When it comes to flavor, I am drawn to the Old World. I like liquor with hard-to-define tastes: the bitter complexity of Italian amari, the ancient herbs of Chartreuse, the primal maltiness of Dutch genever. And I’m also drawn to the wilder, untamed parts of the New World: the agave bite of real tequila; the earthy, rustic edge to Brazilian cachaca; the strange, dry conundrum of Peruvian pisco.
I don’t know why. I guess it’s the same reason I like stinky cheeses, funky wines, wild game and yeasty beers. I’m of a similar mind to A.J. Liebling, who wrote in his classic food memoir, “Between Meals”: “I like tastes that know their own minds.”

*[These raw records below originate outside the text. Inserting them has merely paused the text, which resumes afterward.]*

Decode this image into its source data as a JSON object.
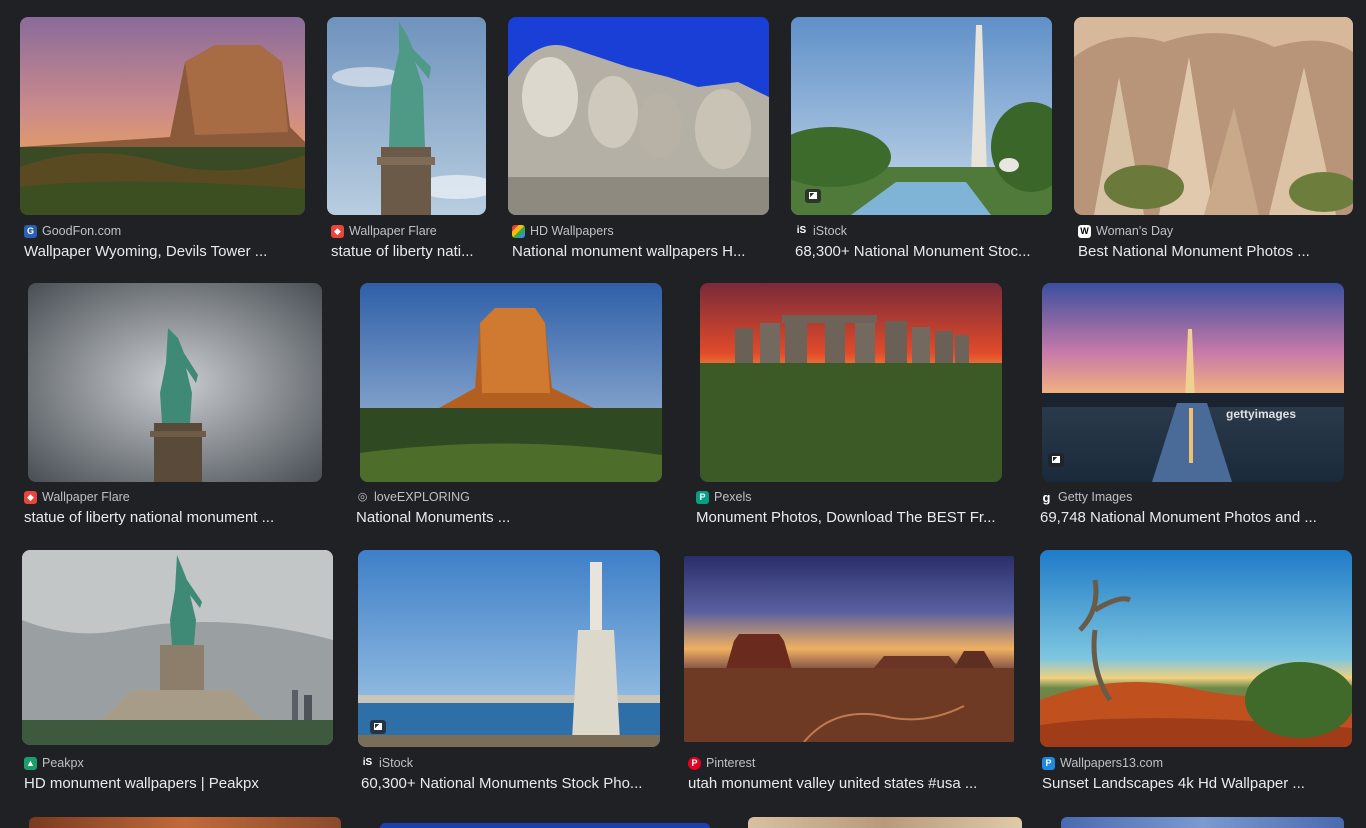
{
  "results": [
    {
      "source": "GoodFon.com",
      "title": "Wallpaper Wyoming, Devils Tower ...",
      "icon": "goodfon-icon",
      "color": "#2b5fb3",
      "glyph": "G"
    },
    {
      "source": "Wallpaper Flare",
      "title": "statue of liberty nati...",
      "icon": "wallpaper-flare-icon",
      "color": "#e8453c",
      "glyph": "◆"
    },
    {
      "source": "HD Wallpapers",
      "title": "National monument wallpapers H...",
      "icon": "hd-wallpapers-icon",
      "color": "#34a853",
      "glyph": "■"
    },
    {
      "source": "iStock",
      "title": "68,300+ National Monument Stoc...",
      "icon": "istock-icon",
      "color": "#202124",
      "glyph": "iS"
    },
    {
      "source": "Woman's Day",
      "title": "Best National Monument Photos ...",
      "icon": "womans-day-icon",
      "color": "#ffffff",
      "glyph": "W"
    },
    {
      "source": "Wallpaper Flare",
      "title": "statue of liberty national monument ...",
      "icon": "wallpaper-flare-icon",
      "color": "#e8453c",
      "glyph": "◆"
    },
    {
      "source": "loveEXPLORING",
      "title": "National Monuments ...",
      "icon": "globe-icon",
      "color": "#5f6368",
      "glyph": "◎"
    },
    {
      "source": "Pexels",
      "title": "Monument Photos, Download The BEST Fr...",
      "icon": "pexels-icon",
      "color": "#05a081",
      "glyph": "P"
    },
    {
      "source": "Getty Images",
      "title": "69,748 National Monument Photos and ...",
      "icon": "getty-images-icon",
      "color": "#202124",
      "glyph": "g"
    },
    {
      "source": "Peakpx",
      "title": "HD monument wallpapers | Peakpx",
      "icon": "peakpx-icon",
      "color": "#1a9e6b",
      "glyph": "▲"
    },
    {
      "source": "iStock",
      "title": "60,300+ National Monuments Stock Pho...",
      "icon": "istock-icon",
      "color": "#202124",
      "glyph": "iS"
    },
    {
      "source": "Pinterest",
      "title": "utah monument valley united states #usa ...",
      "icon": "pinterest-icon",
      "color": "#e60023",
      "glyph": "P"
    },
    {
      "source": "Wallpapers13.com",
      "title": "Sunset Landscapes 4k Hd Wallpaper ...",
      "icon": "wallpapers13-icon",
      "color": "#1e88e5",
      "glyph": "P"
    }
  ],
  "watermark": "gettyimages"
}
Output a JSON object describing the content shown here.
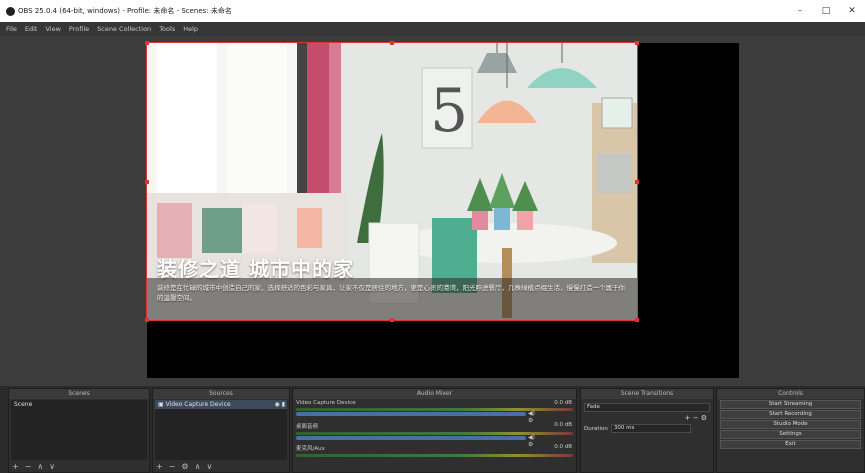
{
  "window": {
    "title": "OBS 25.0.4 (64-bit, windows) - Profile: 未命名 - Scenes: 未命名",
    "minimize": "–",
    "maximize": "□",
    "close": "✕"
  },
  "menu": [
    "File",
    "Edit",
    "View",
    "Profile",
    "Scene Collection",
    "Tools",
    "Help"
  ],
  "preview": {
    "headline": "装修之道 城市中的家",
    "body": "装修是在忙碌的城市中创造自己的家，选择舒适的色彩与家具，让家不仅是居住的地方，更是心灵的港湾，阳光照进餐厅，几株绿植点缀生活，慢慢打造一个属于你的温馨空间。"
  },
  "docks": {
    "scenes": {
      "header": "Scenes",
      "items": [
        "Scene"
      ]
    },
    "sources": {
      "header": "Sources",
      "items": [
        "Video Capture Device"
      ]
    },
    "mixer": {
      "header": "Audio Mixer",
      "channels": [
        {
          "name": "Video Capture Device",
          "db": "0.0 dB"
        },
        {
          "name": "桌面音频",
          "db": "0.0 dB"
        },
        {
          "name": "麦克风/Aux",
          "db": "0.0 dB"
        }
      ]
    },
    "transitions": {
      "header": "Scene Transitions",
      "type": "Fade",
      "duration_label": "Duration",
      "duration": "300 ms"
    },
    "controls": {
      "header": "Controls",
      "buttons": [
        "Start Streaming",
        "Start Recording",
        "Studio Mode",
        "Settings",
        "Exit"
      ]
    }
  },
  "footer_icons": [
    "+",
    "−",
    "∧",
    "∨"
  ],
  "sources_footer_icons": [
    "+",
    "−",
    "⚙",
    "∧",
    "∨"
  ]
}
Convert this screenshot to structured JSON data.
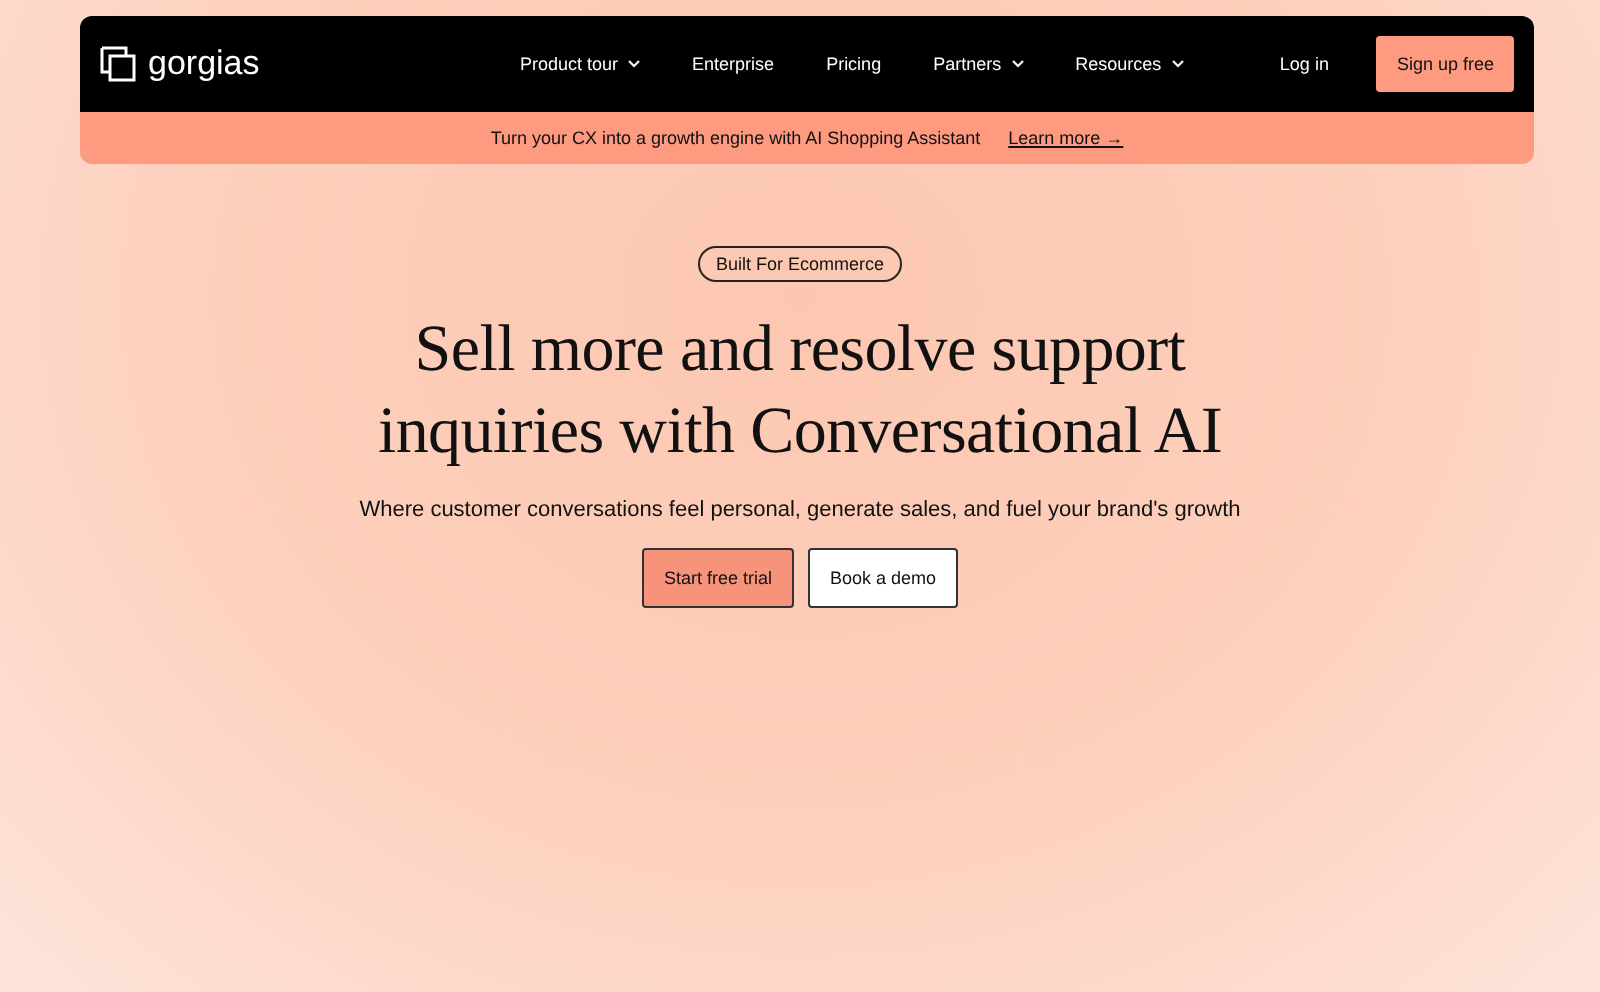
{
  "header": {
    "logo": "gorgias",
    "nav": [
      {
        "label": "Product tour",
        "dropdown": true
      },
      {
        "label": "Enterprise",
        "dropdown": false
      },
      {
        "label": "Pricing",
        "dropdown": false
      },
      {
        "label": "Partners",
        "dropdown": true
      },
      {
        "label": "Resources",
        "dropdown": true
      }
    ],
    "login": "Log in",
    "signup": "Sign up free"
  },
  "promo": {
    "text": "Turn your CX into a growth engine with AI Shopping Assistant",
    "link": "Learn more →"
  },
  "hero": {
    "badge": "Built For Ecommerce",
    "headline": [
      "Sell more and resolve support",
      "inquiries with Conversational AI"
    ],
    "subtitle": "Where customer conversations feel personal, generate sales, and fuel your brand's growth",
    "buttons": [
      {
        "label": "Start free trial",
        "kind": "primary"
      },
      {
        "label": "Book a demo",
        "kind": "secondary"
      }
    ]
  }
}
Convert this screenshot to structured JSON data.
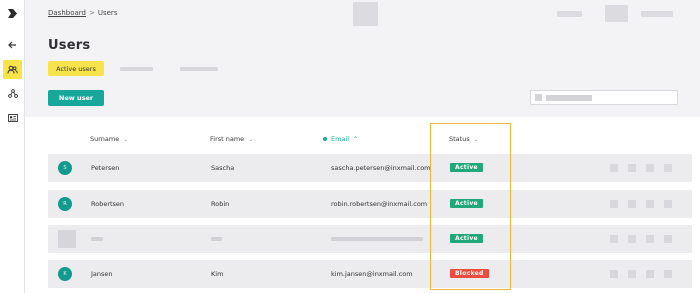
{
  "breadcrumb": {
    "root": "Dashboard",
    "separator": ">",
    "current": "Users"
  },
  "page": {
    "title": "Users"
  },
  "tabs": {
    "active_label": "Active users"
  },
  "toolbar": {
    "new_user_label": "New user"
  },
  "table": {
    "columns": {
      "surname": "Surname",
      "first_name": "First name",
      "email": "Email",
      "status": "Status"
    },
    "rows": [
      {
        "initial": "S",
        "surname": "Petersen",
        "first_name": "Sascha",
        "email": "sascha.petersen@inxmail.com",
        "status": "Active"
      },
      {
        "initial": "R",
        "surname": "Robertsen",
        "first_name": "Robin",
        "email": "robin.robertsen@inxmail.com",
        "status": "Active"
      },
      {
        "status": "Active"
      },
      {
        "initial": "K",
        "surname": "Jansen",
        "first_name": "Kim",
        "email": "kim.jansen@inxmail.com",
        "status": "Blocked"
      }
    ]
  },
  "icons": {
    "logo": "logo-icon",
    "back": "arrow-left-icon",
    "users": "users-icon",
    "network": "network-icon",
    "card": "id-card-icon",
    "sort_desc": "chevron-down-icon",
    "sort_asc": "chevron-up-icon"
  },
  "colors": {
    "accent_yellow": "#f7e34a",
    "primary_teal": "#18a79b",
    "status_active": "#22a77a",
    "status_blocked": "#ee4b3f",
    "highlight": "#f0b33c"
  }
}
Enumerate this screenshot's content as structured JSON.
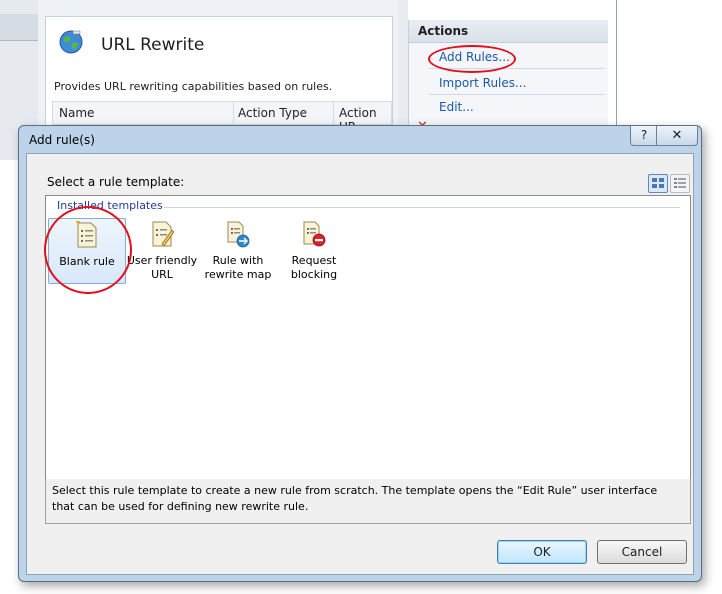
{
  "background": {
    "feature_title": "URL Rewrite",
    "feature_description": "Provides URL rewriting capabilities based on rules.",
    "grid_columns": [
      "Name",
      "Action Type",
      "Action UR"
    ],
    "actions_header": "Actions",
    "actions": [
      {
        "label": "Add Rules..."
      },
      {
        "label": "Import Rules..."
      },
      {
        "label": "Edit..."
      }
    ]
  },
  "dialog": {
    "title": "Add rule(s)",
    "help_label": "?",
    "close_label": "✕",
    "select_label": "Select a rule template:",
    "group_label": "Installed templates",
    "templates": [
      {
        "label": "Blank rule",
        "icon": "blank-rule-icon",
        "selected": true
      },
      {
        "label": "User friendly\nURL",
        "icon": "user-friendly-url-icon",
        "selected": false
      },
      {
        "label": "Rule with\nrewrite map",
        "icon": "rewrite-map-icon",
        "selected": false
      },
      {
        "label": "Request\nblocking",
        "icon": "request-blocking-icon",
        "selected": false
      }
    ],
    "description": "Select this rule template to create a new rule from scratch. The template opens the “Edit Rule” user interface that can be used for defining new rewrite rule.",
    "ok_label": "OK",
    "cancel_label": "Cancel"
  },
  "colors": {
    "link": "#1a5aa6",
    "annotation": "#e0101e",
    "dialog_frame": "#bcd3ea",
    "group_label": "#1f3d98"
  }
}
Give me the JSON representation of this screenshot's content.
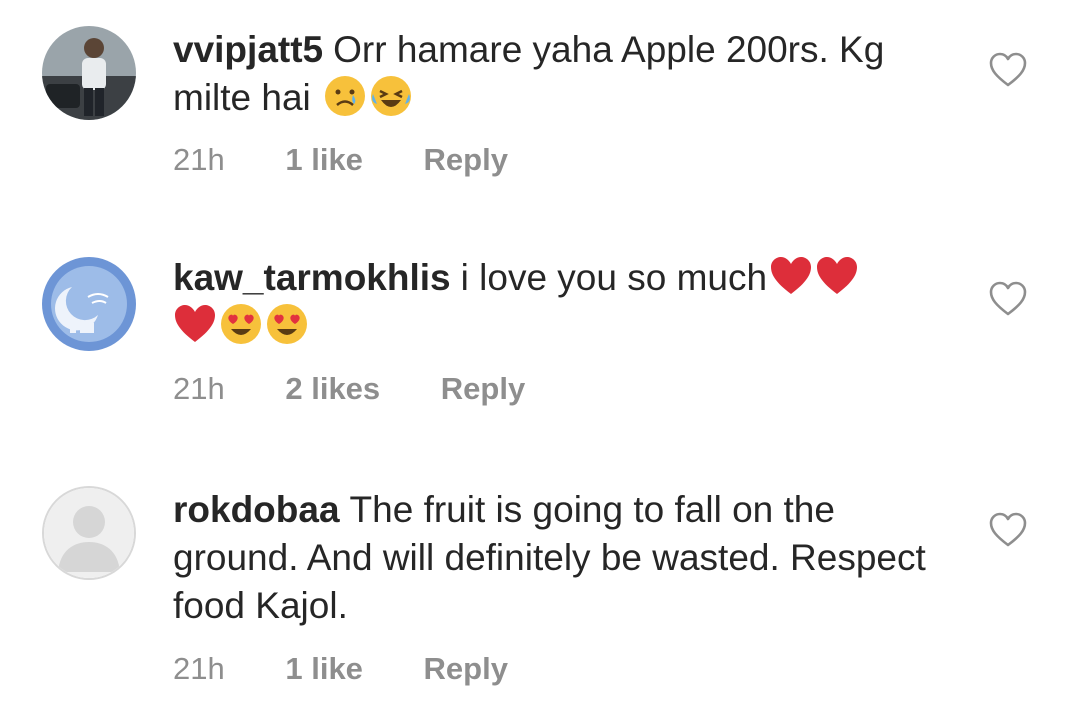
{
  "comments": [
    {
      "username": "vvipjatt5",
      "text": "Orr hamare yaha Apple 200rs. Kg milte hai",
      "emojis": [
        "crying-face",
        "laughing-tears-face"
      ],
      "time": "21h",
      "likes": "1 like",
      "reply": "Reply",
      "avatar": "person-photo"
    },
    {
      "username": "kaw_tarmokhlis",
      "text": "i love you so much",
      "emojis": [
        "red-heart",
        "red-heart",
        "red-heart",
        "heart-eyes-face",
        "heart-eyes-face"
      ],
      "time": "21h",
      "likes": "2 likes",
      "reply": "Reply",
      "avatar": "blue-crescent-mosque-art"
    },
    {
      "username": "rokdobaa",
      "text": "The fruit is going to fall on the ground. And will definitely be wasted. Respect food Kajol.",
      "time": "21h",
      "likes": "1 like",
      "reply": "Reply",
      "avatar": "default-profile-placeholder"
    }
  ],
  "colors": {
    "text": "#262626",
    "meta": "#8e8e8e",
    "heart_outline": "#8e8e8e"
  }
}
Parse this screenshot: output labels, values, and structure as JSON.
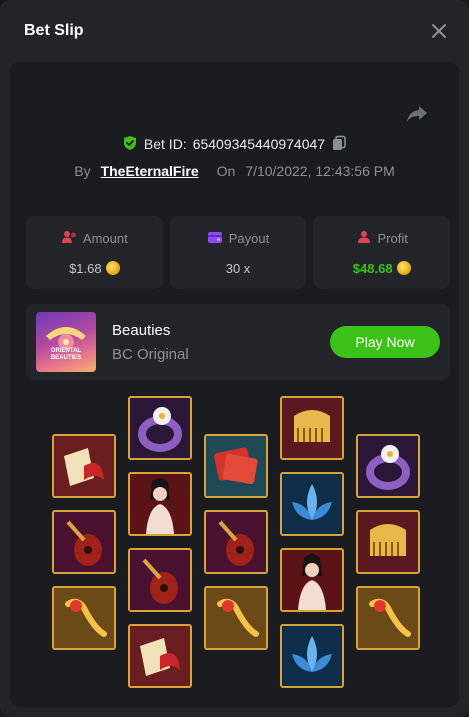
{
  "header": {
    "title": "Bet Slip",
    "close_icon": "close-icon"
  },
  "bet": {
    "id_label": "Bet ID:",
    "id_value": "65409345440974047",
    "by_label": "By",
    "username": "TheEternalFire",
    "on_label": "On",
    "datetime": "7/10/2022, 12:43:56 PM"
  },
  "stats": {
    "amount": {
      "label": "Amount",
      "value": "$1.68"
    },
    "payout": {
      "label": "Payout",
      "value": "30 x"
    },
    "profit": {
      "label": "Profit",
      "value": "$48.68"
    }
  },
  "game": {
    "name": "Beauties",
    "provider": "BC Original",
    "play_label": "Play Now",
    "thumb_text_1": "ORIENTAL",
    "thumb_text_2": "BEAUTIES"
  },
  "reels": [
    [
      "fan",
      "pipa",
      "hairpin"
    ],
    [
      "ring",
      "lady",
      "pipa",
      "fan"
    ],
    [
      "envelope",
      "pipa",
      "hairpin"
    ],
    [
      "comb",
      "lotus",
      "lady",
      "lotus"
    ],
    [
      "ring",
      "comb",
      "hairpin"
    ]
  ],
  "colors": {
    "accent_green": "#3bc117",
    "tile_border": "#d6a43a",
    "amount_icon": "#e2415a",
    "payout_icon": "#8b4dff",
    "profit_icon": "#e2415a"
  }
}
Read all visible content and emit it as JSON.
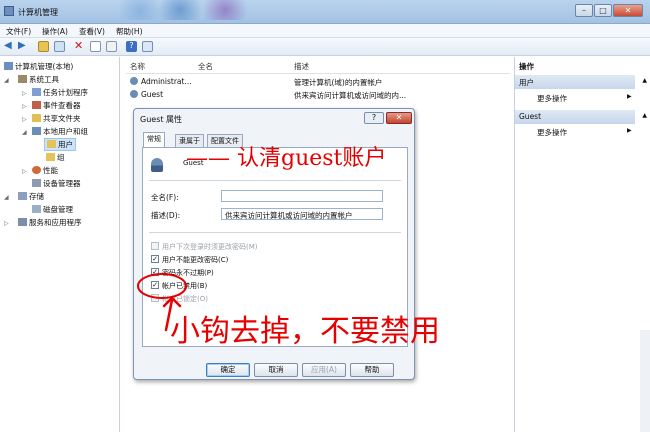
{
  "window": {
    "title": "计算机管理",
    "min": "–",
    "max": "□",
    "close": "✕"
  },
  "menu": [
    "文件(F)",
    "操作(A)",
    "查看(V)",
    "帮助(H)"
  ],
  "tree": {
    "root": "计算机管理(本地)",
    "system_tools": "系统工具",
    "task_scheduler": "任务计划程序",
    "event_viewer": "事件查看器",
    "shared_folders": "共享文件夹",
    "local_users": "本地用户和组",
    "users": "用户",
    "groups": "组",
    "performance": "性能",
    "device_manager": "设备管理器",
    "storage": "存储",
    "disk_management": "磁盘管理",
    "services": "服务和应用程序"
  },
  "list": {
    "columns": [
      "名称",
      "全名",
      "描述"
    ],
    "rows": [
      {
        "name": "Administrat...",
        "full": "",
        "desc": "管理计算机(域)的内置帐户"
      },
      {
        "name": "Guest",
        "full": "",
        "desc": "供来宾访问计算机或访问域的内..."
      }
    ]
  },
  "actions": {
    "header": "操作",
    "users_section": "用户",
    "more1": "更多操作",
    "guest_section": "Guest",
    "more2": "更多操作"
  },
  "dialog": {
    "title": "Guest 属性",
    "help": "?",
    "close": "✕",
    "tabs": [
      "常规",
      "隶属于",
      "配置文件"
    ],
    "username": "Guest",
    "fullname_label": "全名(F):",
    "fullname_value": "",
    "desc_label": "描述(D):",
    "desc_value": "供来宾访问计算机或访问域的内置帐户",
    "checks": [
      {
        "label": "用户下次登录时须更改密码(M)",
        "checked": false,
        "disabled": true
      },
      {
        "label": "用户不能更改密码(C)",
        "checked": true,
        "disabled": false
      },
      {
        "label": "密码永不过期(P)",
        "checked": true,
        "disabled": false
      },
      {
        "label": "帐户已禁用(B)",
        "checked": true,
        "disabled": false
      },
      {
        "label": "帐户已锁定(O)",
        "checked": false,
        "disabled": true
      }
    ],
    "buttons": {
      "ok": "确定",
      "cancel": "取消",
      "apply": "应用(A)",
      "help": "帮助"
    }
  },
  "annotations": {
    "top": "—— 认清guest账户",
    "bottom": "小钩去掉，不要禁用"
  },
  "colors": {
    "annotation": "#e60000",
    "selection": "#cce4f7",
    "title_bar": "#b9d3ee"
  }
}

Perhaps what I’m describing is the exact opposite of what has become the most widely consumed spirit in the United States: vodka… This is not to say there is anything pernicious or immoral or wrong about liking vodka. Plenty of good, decent people do, and some of those people I count among my friends.
Inside, deep down, what I really want to do is grab them by their lapels or elbows or throats or whatever it is one metaphorically grabs. What I want to tell them is this: Try something new. Try something strange. Expose yourself to flavors you’ve never considered before. Taste something – anything – that makes you stop for a moment and pay attention.